In Australia, Rubrik said 95 per cent of organisations that experienced a ransomware attack paid the ransom. It said this ranked behind Singapore at the very top of the regional leader board for payment willingness, illustrating a desperate trend among business leaders in the Asia-Pacific region.

When a screen locks up and operations grind to a halt, the checkbook comes out. It’s a reflexive, panic-driven response. Executives look at the daily cost of downtime, compare it to the ransom demand, and decide that paying is the "pragmatic" business decision.

But is it?

The data suggests the return on investment for paying extortionists is abysmal. While 95 per cent of Australian victims paid up, the percentage of those organizations that actually recovered 100 per cent of their data is shockingly low—sitting at roughly 14 per cent.

Here’s the thing about doing business with criminals: customer service isn’t their strong suit.

There is a pervasive myth in the boardroom that a ransomware transaction is a clean swap. You send the Bitcoin; they send the decryption key; business resumes. In reality, the process is messy, technically fraught, and rarely results in a clean slate.

Part of this comes down to the "honesty" of the attackers, sure. But a surprisingly large factor is simply bad software engineering. Ransomware groups operate like startups, pushing out minimum viable products. Their decryptors are often buggy, slow, or outright broken. You might get a key that works on 80 per cent of your files while the other 20 per cent—likely the mission-critical databases you actually need—remain corrupted beyond repair.

Why do we keep paying then?

Psychologically, it feels like taking control. In a cyberattack, the victim feels helpless. Paying is an action. It’s a lever you can pull. There is also the pressure of the "double extortion" tactic. Modern ransomware gangs don’t just encrypt data; they steal it. They threaten to leak sensitive IP or customer records if the money isn’t sent. This shifts the calculation from purely "data recovery" to "reputation management."

However, the willingness to pay creates a vicious economic cycle. Australia and Singapore marking themselves as high-percentage payers signals to global threat actor groups that these are profitable hunting grounds. If 95 per cent of targets in a specific geography pay, that geography becomes a priority target.

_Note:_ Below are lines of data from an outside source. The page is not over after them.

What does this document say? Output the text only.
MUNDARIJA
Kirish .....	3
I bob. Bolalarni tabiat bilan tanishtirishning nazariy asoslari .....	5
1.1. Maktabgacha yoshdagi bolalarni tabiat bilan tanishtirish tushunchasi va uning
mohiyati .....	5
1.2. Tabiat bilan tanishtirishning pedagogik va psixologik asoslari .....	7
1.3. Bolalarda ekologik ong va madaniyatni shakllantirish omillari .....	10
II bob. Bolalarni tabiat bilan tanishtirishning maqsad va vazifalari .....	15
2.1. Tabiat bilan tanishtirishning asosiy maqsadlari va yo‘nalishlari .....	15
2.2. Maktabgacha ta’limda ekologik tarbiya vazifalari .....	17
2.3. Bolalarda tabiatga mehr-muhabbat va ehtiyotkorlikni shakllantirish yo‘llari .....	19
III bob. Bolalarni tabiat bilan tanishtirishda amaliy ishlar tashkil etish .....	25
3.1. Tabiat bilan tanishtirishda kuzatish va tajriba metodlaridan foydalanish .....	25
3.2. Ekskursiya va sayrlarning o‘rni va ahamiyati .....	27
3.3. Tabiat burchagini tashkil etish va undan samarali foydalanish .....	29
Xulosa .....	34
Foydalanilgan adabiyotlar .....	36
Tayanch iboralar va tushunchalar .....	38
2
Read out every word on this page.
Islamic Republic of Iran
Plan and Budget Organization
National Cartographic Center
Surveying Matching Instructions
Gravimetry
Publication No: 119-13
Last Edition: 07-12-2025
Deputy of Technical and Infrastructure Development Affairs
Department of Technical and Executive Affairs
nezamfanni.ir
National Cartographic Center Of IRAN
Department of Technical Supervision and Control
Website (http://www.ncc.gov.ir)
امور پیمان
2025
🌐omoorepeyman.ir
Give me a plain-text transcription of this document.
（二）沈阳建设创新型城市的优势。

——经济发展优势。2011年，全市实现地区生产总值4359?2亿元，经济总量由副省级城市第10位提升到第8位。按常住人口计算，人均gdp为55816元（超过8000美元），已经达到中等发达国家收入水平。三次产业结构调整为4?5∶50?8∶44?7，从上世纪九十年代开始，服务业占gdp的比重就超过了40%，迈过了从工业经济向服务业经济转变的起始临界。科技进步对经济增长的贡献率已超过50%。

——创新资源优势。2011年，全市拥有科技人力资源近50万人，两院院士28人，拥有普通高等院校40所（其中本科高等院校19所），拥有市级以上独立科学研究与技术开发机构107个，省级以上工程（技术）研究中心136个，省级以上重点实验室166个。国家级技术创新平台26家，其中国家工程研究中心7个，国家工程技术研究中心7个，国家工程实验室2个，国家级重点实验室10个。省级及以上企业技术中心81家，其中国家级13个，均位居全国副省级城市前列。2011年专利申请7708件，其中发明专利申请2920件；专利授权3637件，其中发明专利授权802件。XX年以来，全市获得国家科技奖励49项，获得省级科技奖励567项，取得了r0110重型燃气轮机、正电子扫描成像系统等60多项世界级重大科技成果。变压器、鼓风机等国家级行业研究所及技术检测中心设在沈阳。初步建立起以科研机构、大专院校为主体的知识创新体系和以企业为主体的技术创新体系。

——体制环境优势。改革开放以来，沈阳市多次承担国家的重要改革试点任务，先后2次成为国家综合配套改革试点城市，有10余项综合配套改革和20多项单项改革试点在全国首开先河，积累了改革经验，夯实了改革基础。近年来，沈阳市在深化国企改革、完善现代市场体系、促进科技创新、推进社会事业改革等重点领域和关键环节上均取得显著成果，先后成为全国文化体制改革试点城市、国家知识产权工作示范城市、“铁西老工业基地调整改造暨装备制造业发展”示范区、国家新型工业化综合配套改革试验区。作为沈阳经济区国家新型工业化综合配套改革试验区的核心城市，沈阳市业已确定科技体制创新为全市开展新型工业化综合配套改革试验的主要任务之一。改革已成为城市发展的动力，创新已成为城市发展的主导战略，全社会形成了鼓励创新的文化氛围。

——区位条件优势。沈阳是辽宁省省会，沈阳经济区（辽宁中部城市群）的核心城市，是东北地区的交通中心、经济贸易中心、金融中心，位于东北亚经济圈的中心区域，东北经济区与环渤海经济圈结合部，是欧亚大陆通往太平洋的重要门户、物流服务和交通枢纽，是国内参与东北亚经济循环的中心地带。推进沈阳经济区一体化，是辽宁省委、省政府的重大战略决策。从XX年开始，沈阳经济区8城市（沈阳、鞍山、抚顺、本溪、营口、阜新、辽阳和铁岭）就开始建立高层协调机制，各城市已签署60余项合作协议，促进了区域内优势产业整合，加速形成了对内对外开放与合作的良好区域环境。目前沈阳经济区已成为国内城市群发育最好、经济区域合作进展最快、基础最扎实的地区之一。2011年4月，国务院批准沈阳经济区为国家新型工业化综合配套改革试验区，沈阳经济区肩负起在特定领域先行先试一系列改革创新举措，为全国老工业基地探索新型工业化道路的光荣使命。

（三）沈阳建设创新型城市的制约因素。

It’s worth noting a micro-tangent here regarding cyber insurance. For years, insurers were somewhat complicit in this cycle, often covering the cost of the ransom because it was cheaper than covering the cost of prolonged business interruption. That tide is turning. Premiums are skyrocketing, and policies are increasingly excluding ransom payments or demanding strict proof of due diligence before paying out. The safety net is getting holes in it.

Technology leaders need to look at the 14 per cent recovery statistic and use it to change the internal narrative.

Recovery strategies that rely on the attacker are doomed to fail. The conversation has to shift from "How do we stop them getting in?" (because eventually, they will) to "How fast can we bounce back without asking them for a key?"

Immutable backups are the only real leverage an organization has. If your backup data cannot be encrypted or deleted by the attacker, you have the option to tell them to get lost. It’s painful to rebuild, yes. It takes time. But relying on a buggy decryptor provided by a criminal syndicate is a strategy based on hope, not logic.

Paying the ransom funds the R&D for the next attack. It funds the purchase of zero-day exploits and the recruitment of affiliates.

Global trends are slowly shifting. Governments are debating banning ransomware payments entirely to break the business model. Until then, Australian businesses remain some of the most lucrative customers for cybercriminals. The 95 per cent payment rate is a statistic that needs to drop, not because the attacks are stopping, but because the payments are proving to be a waste of money.